Un calme précaire est observé ce lundi 8 juin dans la commune rurale de Lubutu, à environ 365 kilomètres de Kindu, chef-lieu du Maniema. La localité a été le théâtre, durant le week-end, d’affrontements entre les Forces armées de la RDC (FARDC) et les miliciens Wazalendo dirigés par le général autoproclamé Alfani Bukuyu. Le bilan provisoire fait état de six morts et de plusieurs blessés, tandis qu’un déplacement massif de la population vers les forêts environnantes est signalé.
Une incursion armée repoussée par les FARDC
Selon des sources locales, les éléments Wazalendo ont mené une incursion dans la commune de Lubutu avec pour objectif principal de piller le dépôt d’armements de l’armée. Les affrontements qui ont suivi ont causé la mort de deux miliciens et d’un militaire. Face à la résistance des FARDC, les assaillants ont échoué dans leur tentative. Dans leur fuite, ils ont ouvert le feu sur des civils, tuant deux personnes sur le coup. Une troisième victime a succombé à ses blessures ce lundi. Le ministre provincial de l’Intérieur a confirmé ce bilan.
La tenue du TENASOSP menacée par l’insécurité
Cette flambée de violence survient à la veille des épreuves du Test national de sélection et d’orientation scolaire et professionnelle (TENASOSP). Le ministre provincial de l’Intérieur a condamné les agissements de la milice, qui plonge la jeunesse locale dans la psychose. Il a toutefois assuré que des dispositions sont prises pour garantir la tenue des examens. « Nous sommes déjà en train de prendre contact avec les autorités de l’éducation pour voir comment organiser les choses afin que les enfants puissent passer cet examen en toute quiétude », a-t-il déclaré.
Des centaines de familles réfugiées en forêt sans assistance
Les combats ont provoqué un déplacement massif de la population.
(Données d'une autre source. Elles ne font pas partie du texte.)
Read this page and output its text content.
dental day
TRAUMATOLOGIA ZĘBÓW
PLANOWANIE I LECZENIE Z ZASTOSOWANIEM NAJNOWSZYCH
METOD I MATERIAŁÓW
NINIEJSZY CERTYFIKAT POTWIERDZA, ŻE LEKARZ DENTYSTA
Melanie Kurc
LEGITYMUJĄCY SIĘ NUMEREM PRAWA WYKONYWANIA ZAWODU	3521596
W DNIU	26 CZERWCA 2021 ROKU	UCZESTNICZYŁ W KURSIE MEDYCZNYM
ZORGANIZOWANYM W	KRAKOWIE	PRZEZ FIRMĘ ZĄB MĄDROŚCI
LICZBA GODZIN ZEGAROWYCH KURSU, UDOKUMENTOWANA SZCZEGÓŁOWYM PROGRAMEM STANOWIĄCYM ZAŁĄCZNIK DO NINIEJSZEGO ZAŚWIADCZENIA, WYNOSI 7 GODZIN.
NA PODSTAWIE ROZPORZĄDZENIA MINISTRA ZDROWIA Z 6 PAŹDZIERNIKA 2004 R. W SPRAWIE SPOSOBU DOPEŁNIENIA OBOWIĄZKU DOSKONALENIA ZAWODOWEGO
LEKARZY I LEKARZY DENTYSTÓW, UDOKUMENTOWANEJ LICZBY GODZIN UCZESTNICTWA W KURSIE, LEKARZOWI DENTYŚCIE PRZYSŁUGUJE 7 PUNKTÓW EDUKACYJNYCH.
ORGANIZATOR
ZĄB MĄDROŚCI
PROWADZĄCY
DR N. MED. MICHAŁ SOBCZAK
De nombreux habitants se sont réfugiés dans les forêts environnantes, exposés aux intempéries et sans aucune assistance. Stanislas Oleko, député national honoraire élu de Lubutu, a plaidé pour une descente immédiate des autorités et des représentants du peuple afin de dialoguer avec le chef milicien. « Actuellement, il faut que les élus, tant au niveau national que provincial, se rendent à Lubutu afin de parler avec Monsieur Bukuyu », a-t-il recommandé.
Appels à une implication du gouvernement central
La société civile et les notables locaux multiplient les appels auprès du gouvernement central pour une résolution définitive de la problématique des groupes armés Wazalendo dans cette partie du Maniema. Mumbere Mutoro Jean-Pierre, président de la société civile de Lubutu, a insisté sur l’urgence d’agir : « Les populations ont droit à la vie, à la protection et à la tranquillité. Il est impératif que les autorités puissent agir pour sauver des vies humaines et préserver l’avenir de notre territoire. » Les miliciens du général autoproclamé Bukuyi sont également accusés d’ériger des barrières sur les grandes artères pour percevoir des taxes, multipliant les tracasseries contre les civils.